Born in Richmond, Virginia, Perlin’s career was launched during his involvement in World War II. He worked with the Office of War Information and then as a war artist-correspondent for Life and Fortune magazines. His subject matter ranged from political propaganda to reportage to self-declared realism. It was in this period that he began to translate brutal accounts of violence into visions of color and composition, rendering acts of war into detailed and forceful expressions of power, action and somber rumination.
Perlin instilled artworks with his insatiable desire to explore and push boundaries to the limit. He was greatly inspired by his surroundings, and as he traveled the world he found himself in constant flux, varying his technique, subject matter, and mood to reflect his mercurial and vivacious life. One notable instance occurred after Perlin’s move to Italy in 1948. Inspired by the works of the Pre-Raphaelites as well as the change in scenery, Perlin replaced his hard edges and flat, color-blocked figures with light, airy brushstrokes. This newly adopted technique created soft, luminous patches of color and conveyed whimsical, dreamlike scenes.

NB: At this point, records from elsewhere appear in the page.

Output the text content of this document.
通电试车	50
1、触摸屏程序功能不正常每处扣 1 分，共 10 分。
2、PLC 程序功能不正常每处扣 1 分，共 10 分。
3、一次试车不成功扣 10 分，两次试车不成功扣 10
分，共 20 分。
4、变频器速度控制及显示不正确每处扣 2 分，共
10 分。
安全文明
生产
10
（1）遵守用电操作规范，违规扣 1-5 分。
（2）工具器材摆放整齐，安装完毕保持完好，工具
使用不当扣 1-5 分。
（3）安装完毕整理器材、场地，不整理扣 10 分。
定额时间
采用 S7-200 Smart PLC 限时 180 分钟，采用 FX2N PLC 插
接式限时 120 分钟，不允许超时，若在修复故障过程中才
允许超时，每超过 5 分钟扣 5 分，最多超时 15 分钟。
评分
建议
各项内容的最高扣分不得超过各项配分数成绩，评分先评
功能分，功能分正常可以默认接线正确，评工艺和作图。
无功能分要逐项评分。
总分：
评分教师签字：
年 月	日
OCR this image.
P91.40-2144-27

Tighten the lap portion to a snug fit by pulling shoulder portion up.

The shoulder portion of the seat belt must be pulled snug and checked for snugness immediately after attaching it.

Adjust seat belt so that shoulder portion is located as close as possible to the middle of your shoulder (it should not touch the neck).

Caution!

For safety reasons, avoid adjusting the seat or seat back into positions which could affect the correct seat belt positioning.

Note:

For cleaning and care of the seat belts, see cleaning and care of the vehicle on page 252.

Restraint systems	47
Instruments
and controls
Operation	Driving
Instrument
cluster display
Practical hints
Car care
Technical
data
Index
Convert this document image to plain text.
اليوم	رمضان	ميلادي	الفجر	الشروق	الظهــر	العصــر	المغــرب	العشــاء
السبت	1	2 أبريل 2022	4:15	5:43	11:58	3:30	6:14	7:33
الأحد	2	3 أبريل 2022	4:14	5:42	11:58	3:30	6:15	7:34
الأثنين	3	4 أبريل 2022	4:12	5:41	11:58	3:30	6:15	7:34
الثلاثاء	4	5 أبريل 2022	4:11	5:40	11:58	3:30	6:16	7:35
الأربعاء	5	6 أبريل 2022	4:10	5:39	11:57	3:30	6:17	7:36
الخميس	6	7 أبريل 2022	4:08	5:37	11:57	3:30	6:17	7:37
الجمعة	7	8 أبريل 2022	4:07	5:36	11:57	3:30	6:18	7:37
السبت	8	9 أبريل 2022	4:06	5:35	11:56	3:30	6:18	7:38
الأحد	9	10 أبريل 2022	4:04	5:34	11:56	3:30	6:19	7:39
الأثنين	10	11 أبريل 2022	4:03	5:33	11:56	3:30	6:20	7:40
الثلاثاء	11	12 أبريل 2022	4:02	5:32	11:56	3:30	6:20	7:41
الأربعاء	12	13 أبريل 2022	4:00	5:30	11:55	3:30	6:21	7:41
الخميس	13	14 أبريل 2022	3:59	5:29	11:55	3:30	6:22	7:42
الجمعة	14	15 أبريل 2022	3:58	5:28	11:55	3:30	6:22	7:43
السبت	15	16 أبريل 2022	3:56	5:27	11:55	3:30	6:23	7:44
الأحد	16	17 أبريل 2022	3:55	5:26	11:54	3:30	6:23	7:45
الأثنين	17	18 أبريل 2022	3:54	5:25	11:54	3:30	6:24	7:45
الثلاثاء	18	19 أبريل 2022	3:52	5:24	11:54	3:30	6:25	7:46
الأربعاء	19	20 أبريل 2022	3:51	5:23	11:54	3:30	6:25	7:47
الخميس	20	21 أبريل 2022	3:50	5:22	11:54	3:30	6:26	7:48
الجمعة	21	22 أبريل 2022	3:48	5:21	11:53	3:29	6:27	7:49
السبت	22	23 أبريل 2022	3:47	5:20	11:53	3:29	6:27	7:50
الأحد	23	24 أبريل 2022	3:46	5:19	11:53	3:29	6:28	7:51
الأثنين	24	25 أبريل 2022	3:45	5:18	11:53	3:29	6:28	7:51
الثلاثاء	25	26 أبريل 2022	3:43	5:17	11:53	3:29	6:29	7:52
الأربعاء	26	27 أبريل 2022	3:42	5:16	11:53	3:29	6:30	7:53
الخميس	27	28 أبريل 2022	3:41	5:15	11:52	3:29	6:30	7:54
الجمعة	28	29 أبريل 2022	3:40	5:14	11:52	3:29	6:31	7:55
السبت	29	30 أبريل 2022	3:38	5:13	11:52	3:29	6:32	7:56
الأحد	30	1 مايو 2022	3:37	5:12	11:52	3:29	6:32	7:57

Perlin continued to undergo significant aesthetic changes throughout his long artistic career.
This retrospective offers an in-depth visual analysis of the many style shifts that Bernard Perlin’s figural work underwent from 1935 through 2012. Perlin focused on architecture, landscapes, and still lifes. However, it was through his depictions of humanity and the people in his life that he was able to express the most emotion, show the greatest transformation, and convey the highest level of artistry.